Last weeks wonderful group from Bahrain have left after one my favourite times out in Switzerland and the fun loving and enthusiastic kids have been replaced by a new, interesting combination of teens. As three international schools have travelled out from England for a week they have also combined ski groups and so a strange but funny dynamic was created. Having older kids who only know half the group can go either way as they get to know one another, and I hope it can go well.
Half the group are very loud, brash and arrogant Americans who think they are the coolest things on skis whilst the other half are more reserved, respectful kids who have the potential to be more attentive and get more out of this week. They are all here to have fun which they will, but they are also here to become better skiers which isn’t such a certainty as they did do some pretty silly stuff.
As it was the first morning all the boys were giving it large about how good they are on the slopes and how they’ve skied double blacks and the hardest runs around and how they’re generally just the best thing about. However, they are a level 2 group (out of 4(one above 1)) so a lower intermediate level and evidently, not the next world freeriding champions. As they were giving out so much chat and skied surprisingly well down the easy blue run I thought I’d let them know why they are not in a higher level and took them down a more challenging red run. Some of them haven’t skied for a couple of years and obviously inflated the image of their abilities in their mind because as they tackled the red run, it didn’t go how they’d imagined it would.
One of the boys who had been the loudest throughout the morning took a particularly hard crash back to reality on his descent. At the top of a steeper section of the piste he flung his shoulders round and everything else followed so that he ended up facing up the hill before stacking it and losing a ski. Due to the slightly icier nature of the mountains at the moment he was unable to stop himself and so instead of skiing down, which he is apparently so good at, he just slid down headfirst whilst eating snow.
Another noticeably naive moment came after picking up ice skates for the evening. All of my kids went straight to the rental shop from the slopes and so had their skis and poles with them. After queuing up for a while and then trying on skates for a while they eventually got themselves sorted and were free to return to the hotel. As I was trying to bring order to the chaos outside by controlling the queue I noticed one of the girls in my group wander past me and start her short journey back to the hotel. She also wandered right past her skis and her poles and whilst nattering away to her friend continued merrily strolling along the road until I had to shout out to her the mistake she had made. Confused, she questioned why she wasn’t able to leave them outside the shop in the middle of the village for the night, a shop that we wouldn’t even be returning to, before begrudgingly collecting the equipment to bundle back with her.
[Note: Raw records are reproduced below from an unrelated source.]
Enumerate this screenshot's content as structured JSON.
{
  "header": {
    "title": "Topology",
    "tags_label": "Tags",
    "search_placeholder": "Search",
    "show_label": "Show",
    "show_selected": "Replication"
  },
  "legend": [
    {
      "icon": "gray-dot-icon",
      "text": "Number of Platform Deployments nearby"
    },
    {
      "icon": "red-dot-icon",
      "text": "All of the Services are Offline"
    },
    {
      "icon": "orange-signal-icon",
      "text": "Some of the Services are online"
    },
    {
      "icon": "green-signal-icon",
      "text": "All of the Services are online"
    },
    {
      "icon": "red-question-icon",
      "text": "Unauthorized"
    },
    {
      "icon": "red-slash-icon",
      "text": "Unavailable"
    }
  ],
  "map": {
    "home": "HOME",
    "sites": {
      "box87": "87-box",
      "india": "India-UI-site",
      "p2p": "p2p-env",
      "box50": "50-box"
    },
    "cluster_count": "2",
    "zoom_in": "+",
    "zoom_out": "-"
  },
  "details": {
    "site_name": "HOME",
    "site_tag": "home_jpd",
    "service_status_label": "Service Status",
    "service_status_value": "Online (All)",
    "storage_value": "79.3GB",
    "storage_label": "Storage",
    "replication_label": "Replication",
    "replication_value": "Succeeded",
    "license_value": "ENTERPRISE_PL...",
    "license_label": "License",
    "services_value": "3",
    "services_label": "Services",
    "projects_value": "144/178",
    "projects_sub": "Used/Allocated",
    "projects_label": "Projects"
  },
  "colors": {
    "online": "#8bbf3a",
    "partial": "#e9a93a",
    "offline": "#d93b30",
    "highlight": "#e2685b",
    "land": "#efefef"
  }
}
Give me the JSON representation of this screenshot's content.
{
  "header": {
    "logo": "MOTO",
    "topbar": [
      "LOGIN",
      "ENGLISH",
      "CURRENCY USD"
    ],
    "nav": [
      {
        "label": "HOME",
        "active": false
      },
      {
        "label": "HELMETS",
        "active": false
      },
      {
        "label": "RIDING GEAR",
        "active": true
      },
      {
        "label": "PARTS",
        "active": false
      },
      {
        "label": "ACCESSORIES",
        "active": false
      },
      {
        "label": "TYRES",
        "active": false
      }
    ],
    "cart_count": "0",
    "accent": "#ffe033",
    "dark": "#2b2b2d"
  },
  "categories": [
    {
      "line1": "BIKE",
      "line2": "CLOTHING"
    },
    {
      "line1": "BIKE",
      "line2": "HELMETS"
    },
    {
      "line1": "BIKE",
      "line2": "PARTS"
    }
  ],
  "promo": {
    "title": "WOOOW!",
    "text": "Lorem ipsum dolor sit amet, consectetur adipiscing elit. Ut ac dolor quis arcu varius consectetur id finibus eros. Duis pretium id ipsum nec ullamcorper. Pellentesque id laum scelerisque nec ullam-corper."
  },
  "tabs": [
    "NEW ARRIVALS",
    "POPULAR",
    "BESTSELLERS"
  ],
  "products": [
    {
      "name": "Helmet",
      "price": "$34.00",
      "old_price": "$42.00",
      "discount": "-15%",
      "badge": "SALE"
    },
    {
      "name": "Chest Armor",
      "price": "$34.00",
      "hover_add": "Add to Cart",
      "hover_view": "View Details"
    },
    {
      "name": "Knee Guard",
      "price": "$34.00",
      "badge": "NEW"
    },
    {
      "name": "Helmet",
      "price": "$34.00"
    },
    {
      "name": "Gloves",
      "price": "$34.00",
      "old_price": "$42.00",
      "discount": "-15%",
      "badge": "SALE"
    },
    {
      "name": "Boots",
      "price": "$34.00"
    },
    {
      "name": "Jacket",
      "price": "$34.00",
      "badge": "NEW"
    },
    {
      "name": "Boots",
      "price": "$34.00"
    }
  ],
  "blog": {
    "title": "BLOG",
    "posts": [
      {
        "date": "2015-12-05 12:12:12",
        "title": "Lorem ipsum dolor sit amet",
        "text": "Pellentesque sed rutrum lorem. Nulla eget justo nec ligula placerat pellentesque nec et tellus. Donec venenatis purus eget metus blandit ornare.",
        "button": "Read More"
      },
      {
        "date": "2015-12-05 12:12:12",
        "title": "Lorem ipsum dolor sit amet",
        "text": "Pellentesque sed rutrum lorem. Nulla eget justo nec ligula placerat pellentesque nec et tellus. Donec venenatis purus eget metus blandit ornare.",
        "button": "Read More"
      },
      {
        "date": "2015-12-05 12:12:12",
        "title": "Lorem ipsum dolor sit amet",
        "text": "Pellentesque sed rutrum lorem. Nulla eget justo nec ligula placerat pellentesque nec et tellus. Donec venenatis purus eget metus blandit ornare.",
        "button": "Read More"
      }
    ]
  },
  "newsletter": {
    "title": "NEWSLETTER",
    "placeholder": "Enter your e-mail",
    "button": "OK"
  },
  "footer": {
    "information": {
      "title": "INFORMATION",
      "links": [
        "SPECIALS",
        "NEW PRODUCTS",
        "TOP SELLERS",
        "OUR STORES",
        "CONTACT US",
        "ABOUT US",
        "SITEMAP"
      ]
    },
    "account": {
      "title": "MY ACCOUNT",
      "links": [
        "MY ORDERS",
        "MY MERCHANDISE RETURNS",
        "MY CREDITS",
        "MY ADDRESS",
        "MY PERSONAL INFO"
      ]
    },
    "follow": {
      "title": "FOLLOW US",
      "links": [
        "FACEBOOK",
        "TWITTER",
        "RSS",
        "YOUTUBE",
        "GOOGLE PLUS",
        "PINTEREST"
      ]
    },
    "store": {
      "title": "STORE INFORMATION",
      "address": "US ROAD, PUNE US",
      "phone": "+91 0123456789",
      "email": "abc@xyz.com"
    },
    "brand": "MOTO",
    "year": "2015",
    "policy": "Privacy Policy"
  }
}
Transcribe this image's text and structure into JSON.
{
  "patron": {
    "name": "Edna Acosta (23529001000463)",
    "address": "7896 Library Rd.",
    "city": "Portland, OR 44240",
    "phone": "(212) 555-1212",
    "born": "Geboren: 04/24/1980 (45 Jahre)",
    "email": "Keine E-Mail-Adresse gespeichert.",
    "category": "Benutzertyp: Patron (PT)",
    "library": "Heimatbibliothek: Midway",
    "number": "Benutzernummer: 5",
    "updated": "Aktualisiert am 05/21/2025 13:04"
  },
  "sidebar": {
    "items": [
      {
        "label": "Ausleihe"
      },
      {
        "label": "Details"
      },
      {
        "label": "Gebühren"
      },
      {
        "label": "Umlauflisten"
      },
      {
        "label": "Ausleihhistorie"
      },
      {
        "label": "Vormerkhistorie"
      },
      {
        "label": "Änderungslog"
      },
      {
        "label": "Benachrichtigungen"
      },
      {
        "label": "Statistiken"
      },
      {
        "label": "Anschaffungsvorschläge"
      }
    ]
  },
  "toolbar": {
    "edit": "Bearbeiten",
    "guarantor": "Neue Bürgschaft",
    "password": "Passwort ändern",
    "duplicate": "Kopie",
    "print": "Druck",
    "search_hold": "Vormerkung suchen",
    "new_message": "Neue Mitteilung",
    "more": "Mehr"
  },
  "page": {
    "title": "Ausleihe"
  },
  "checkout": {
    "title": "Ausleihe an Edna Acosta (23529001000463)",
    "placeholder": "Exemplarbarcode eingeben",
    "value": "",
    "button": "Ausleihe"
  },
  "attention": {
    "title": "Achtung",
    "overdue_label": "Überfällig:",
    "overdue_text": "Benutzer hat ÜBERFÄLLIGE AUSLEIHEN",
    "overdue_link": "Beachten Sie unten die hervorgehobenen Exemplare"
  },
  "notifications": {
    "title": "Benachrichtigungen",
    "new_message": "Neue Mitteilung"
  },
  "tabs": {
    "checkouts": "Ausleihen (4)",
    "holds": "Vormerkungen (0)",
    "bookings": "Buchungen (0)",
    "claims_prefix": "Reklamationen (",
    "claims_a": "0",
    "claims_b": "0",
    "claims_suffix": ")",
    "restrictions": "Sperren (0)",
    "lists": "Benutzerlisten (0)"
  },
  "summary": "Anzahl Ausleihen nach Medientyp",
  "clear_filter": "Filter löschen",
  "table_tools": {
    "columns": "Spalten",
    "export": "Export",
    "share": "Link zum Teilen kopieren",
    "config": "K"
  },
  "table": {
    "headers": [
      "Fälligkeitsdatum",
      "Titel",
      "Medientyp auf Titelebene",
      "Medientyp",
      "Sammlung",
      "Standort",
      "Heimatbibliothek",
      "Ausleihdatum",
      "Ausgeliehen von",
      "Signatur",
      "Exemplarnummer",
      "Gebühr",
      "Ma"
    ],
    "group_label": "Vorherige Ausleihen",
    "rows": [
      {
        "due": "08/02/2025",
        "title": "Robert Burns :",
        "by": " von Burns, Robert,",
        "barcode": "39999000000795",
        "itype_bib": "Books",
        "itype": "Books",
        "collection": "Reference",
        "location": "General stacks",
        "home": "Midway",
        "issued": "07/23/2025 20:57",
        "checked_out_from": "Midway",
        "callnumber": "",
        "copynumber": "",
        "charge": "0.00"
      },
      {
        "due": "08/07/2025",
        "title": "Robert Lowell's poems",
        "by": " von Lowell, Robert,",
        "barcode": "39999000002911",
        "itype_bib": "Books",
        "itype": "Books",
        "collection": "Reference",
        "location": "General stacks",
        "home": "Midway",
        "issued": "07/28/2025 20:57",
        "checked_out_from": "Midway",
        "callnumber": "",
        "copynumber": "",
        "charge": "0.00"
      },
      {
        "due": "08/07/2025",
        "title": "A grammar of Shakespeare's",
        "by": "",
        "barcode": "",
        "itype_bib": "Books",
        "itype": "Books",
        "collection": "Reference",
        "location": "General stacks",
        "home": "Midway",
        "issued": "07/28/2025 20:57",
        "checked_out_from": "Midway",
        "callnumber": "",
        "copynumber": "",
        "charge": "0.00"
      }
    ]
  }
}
My personal favourite moment of the day, however, came back up the mountain as part of the “we’re the best skiers in the world” saga. You’d think that the best skiers on the mountain, who should definitely be in a higher level, would be able to handle something so basic and simple as a button lift, but oh no, even someone in this group can’t handle the curse. On the way up I was daydreaming and sending a few messages on my phone with zero concern that these ski experts would have any trouble handling the elementary lift until suddenly with a whining cry I heard my name. I was astounded to look up and see one of the boys crumpled up on the snow sheepishly asking for help as he got up. I told him to wait on the side and that we’d be by shortly to pick him up but this apparently didn’t sound good enough. As I went past him he stood up and tried to catch a lift with me but failed miserably. So, the next best alternative to him was to try and get the next free lift. These lifts are retractable from the top at the wire and so if no one is on it, dangle along the lift line in the air. So as I looked back I watched him jumping hopelessly with his skis on, metres from catching the lift as he refused to just wait on the side. After that ship sailed I’d thought he finally accept defeat and watched him take off his skis, presumably to walk to the side. Then I looked back again to check his progress and was absolutely amazed to see him sprinting up the lift line with his skis over his shoulders refusing to miss out on the top section of the slope. I have never ever seen anyone run up alongside a lift before and to be fair to him, he was moving pretty fast and it didn’t take long for him to cover the final thirty metres, but there’s no way I’d rather run up than ski down.